Du coup, et à la différence capitale de la coopération internationale, les acteurs ne sont pas d’accord sur le même projet. Ils se disputent sans cesse pour tenter de préserver leurs intérêts nationaux ou leurs intérêts d'entreprises. Comme ils sont tous peu ou prou obligés de consentir des pertes ou des désagréments, l'atmosphère entre ces acteurs sommés de coopérer contre leur volonté intime ne cesse de s'aigrir.
Les exemples de l'intégration supranationale de la construction européenne abondent se soldent TOUS des drames ou des échecs cinglants : l'attitude de l'UE vis-à-vis de la politique commerciale à l’OMC, la position vis-à-vis des délocalisations vers les pays de l'est, la position vis-à-vis des OGM, le taux de change de l’euro, la politique de la BCE, le plan de sauvetage des banques en Grèce, la politique budgétaire de l’UE, l'intervention militaire en Irak, les relations avec les États-Unis, etc., etc.
Comme le montrent ces exemples - parmi des centaines d'autres - L'INTÉGRATION SUPRANATIONALE NE MARCHE PRESQUE JAMAIS, justement parce qu'il s'agit de coopérations forcées, globales et tous azimuts, où personne n'est d'accord d'emblée et où personne n'a donc intérêt à la réussite.

CONCLUSION
Tout cela prouve 3 choses, que j'explique d'ailleurs depuis longtemps dans mes conférences :
Les propagandistes de l'Union européenne nous assurent depuis des décennies que l'Europe serait « indispensable » car « elle seule » nous permettrait de bâtir « des champions industriels de taille mondiale ». L'exemple Airbus et Boeing (et bien d'autres !) prouve que cet argument est totalement faux.
Les propagandistes de l'UE qui nous assurent que sortir de l'UE provoquerait un cataclysme industriel se payent la tête des Français en tablant sur leur crédulité.

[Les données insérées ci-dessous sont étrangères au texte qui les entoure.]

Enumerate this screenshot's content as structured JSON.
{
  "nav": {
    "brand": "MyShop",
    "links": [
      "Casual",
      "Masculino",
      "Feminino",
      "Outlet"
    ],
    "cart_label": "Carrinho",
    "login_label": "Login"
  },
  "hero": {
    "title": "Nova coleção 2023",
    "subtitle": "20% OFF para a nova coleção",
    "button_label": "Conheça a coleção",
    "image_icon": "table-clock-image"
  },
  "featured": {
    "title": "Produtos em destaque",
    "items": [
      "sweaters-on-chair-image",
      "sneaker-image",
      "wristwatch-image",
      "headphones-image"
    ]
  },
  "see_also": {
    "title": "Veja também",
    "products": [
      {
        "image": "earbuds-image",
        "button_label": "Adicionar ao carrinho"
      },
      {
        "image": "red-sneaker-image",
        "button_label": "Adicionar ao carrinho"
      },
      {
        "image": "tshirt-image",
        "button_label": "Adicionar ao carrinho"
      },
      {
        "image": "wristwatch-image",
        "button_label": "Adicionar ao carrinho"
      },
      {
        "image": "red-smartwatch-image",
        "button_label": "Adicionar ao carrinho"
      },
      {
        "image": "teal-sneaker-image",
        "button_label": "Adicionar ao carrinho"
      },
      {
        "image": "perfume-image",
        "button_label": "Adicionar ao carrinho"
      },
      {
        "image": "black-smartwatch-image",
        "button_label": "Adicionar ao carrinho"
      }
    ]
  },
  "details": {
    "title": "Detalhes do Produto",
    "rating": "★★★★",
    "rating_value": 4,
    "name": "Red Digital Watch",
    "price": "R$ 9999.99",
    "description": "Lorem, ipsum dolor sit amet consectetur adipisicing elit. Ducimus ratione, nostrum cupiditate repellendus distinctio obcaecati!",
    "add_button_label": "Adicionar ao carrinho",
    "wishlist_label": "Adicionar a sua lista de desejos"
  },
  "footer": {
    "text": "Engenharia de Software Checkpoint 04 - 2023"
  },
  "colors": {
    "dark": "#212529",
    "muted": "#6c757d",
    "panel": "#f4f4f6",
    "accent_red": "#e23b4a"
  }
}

Cela figure en toutes lettres en dernière page de notre Charte Fondatrice du 25 mars 2007 : « L’UPR entend promouvoir les coopérations internationales de toute nature avec tous les États de la planète, sans procéder à une quelconque distinction, moralement et éthiquement suspecte, en fonction de leur appartenance ou non au continent européen. L’UPR rappelle à ce propos que les définitions des continents sont de pures conventions géographiques, qui ne correspondent nullement aux affinités et aux échanges entre les États du globe. »[http://www.u-p-r.fr/wp-content/uploads/2011/02/UPR-CHARTE-FONDATRICE-FR-2011.pdf]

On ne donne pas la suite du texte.